Movie review: The Phantom of the Opera

I've been a fan of this musical since I first heard the soundtrack when I was little. I saw the stage production a few years ago. I was curious to see how this movie would stack up, nearly twenty years after the show was born.

The first obvious change from the original show is the character of the Phantom. Michael Crawford played him as a middle aged, pasty, bulky and lurking character. His music is really his only attraction - and to that end he has a fabulous voice. In this movie, Andrew Lloyd Webber and Joel Schumacher have changed tack. Gerard Butler is a younger, tanned, and basically sexy phantom - but his voice is lacking the power and polish needed for the role. Inconsistencies aside, I found his magnetism gave the movie extra emotional pull, as it's very easy to feel sympathy for this more attractive phantom, who just happens to have a scarred face and murders a few people here and there.

While we're on the face - how come Gerard's hair is perfectly styled on both sides all throughout the film, but at the end a great deal of it disappears into scars? *shrug* And why does Meg suddenly appear in tight leather pants at the end?
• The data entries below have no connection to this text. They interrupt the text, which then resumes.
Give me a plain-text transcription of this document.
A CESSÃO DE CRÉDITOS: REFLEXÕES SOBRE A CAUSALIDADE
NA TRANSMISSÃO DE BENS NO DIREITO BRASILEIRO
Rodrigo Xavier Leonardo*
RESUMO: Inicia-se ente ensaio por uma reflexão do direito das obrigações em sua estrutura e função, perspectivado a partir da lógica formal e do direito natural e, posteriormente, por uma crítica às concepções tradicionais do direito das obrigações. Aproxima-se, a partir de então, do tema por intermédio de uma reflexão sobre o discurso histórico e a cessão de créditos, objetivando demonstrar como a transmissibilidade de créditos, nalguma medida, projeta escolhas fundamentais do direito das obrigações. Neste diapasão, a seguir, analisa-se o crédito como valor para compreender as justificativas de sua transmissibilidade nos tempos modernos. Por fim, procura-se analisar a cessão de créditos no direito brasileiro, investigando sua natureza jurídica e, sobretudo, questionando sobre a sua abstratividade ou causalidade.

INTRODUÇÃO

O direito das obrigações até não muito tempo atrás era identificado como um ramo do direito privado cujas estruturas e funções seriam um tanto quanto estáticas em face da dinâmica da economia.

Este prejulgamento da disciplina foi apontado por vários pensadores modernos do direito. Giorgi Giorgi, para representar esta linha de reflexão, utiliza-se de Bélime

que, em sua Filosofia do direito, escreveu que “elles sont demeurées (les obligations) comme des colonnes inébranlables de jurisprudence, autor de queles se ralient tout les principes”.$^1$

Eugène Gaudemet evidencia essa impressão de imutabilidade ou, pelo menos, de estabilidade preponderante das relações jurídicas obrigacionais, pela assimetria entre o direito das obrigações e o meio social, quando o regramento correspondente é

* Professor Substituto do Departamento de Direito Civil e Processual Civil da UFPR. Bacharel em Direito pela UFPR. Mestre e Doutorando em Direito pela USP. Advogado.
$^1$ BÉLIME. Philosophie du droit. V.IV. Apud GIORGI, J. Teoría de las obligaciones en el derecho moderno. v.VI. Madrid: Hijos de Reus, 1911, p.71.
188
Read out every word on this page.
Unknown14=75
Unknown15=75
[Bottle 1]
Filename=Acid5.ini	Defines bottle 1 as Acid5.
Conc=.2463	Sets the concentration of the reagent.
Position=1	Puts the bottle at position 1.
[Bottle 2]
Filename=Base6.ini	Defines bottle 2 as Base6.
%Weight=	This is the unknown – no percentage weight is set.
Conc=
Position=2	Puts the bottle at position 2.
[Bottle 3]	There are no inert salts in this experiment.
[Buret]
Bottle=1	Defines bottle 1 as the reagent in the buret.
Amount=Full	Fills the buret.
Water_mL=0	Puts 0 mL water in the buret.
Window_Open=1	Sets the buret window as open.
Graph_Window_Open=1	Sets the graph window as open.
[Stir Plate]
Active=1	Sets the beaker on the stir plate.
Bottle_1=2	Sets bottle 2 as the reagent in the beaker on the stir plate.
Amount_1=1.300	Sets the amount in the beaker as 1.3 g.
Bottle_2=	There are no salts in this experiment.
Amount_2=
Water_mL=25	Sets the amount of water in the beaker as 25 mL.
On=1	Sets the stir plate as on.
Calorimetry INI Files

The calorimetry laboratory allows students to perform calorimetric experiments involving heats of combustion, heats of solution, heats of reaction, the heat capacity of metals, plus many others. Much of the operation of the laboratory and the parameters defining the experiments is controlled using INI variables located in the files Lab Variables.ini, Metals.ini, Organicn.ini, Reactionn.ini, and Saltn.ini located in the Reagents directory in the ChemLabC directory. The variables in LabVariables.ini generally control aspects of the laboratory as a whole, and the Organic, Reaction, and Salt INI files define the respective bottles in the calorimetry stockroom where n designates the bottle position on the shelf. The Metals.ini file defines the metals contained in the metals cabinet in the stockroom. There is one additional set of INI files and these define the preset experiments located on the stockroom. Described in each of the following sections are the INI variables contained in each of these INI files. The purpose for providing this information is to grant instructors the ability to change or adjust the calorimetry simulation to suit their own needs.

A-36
Oh well.

I thought that Emmy Rossum was fabulous as Christine, and Raoul (Patrick Wilson) was pretty good too. Minnie Driver was hilarious. Miranda Richardson was creepy but maternal at the same time. I found myself cringing during the portrayal of the back story - the freak show was a bit too much for me - but I suppose they thought it was necessary to impart how horrible people were to the phantom in his youth.

The music was pretty much the same as the original, except they took to speaking a lot of previously sung lines. In parts where the phantom is supposed to perform magic in the original (appearing suddenly, or taking over people's voices), the tricks were given logical explanations. Instead of lurking, this phantom leaps about and plunges down trapdoors.

In summary - loved the film, in the end deciding I like the new take on the phantom's character. If you like musicals, you'll love it.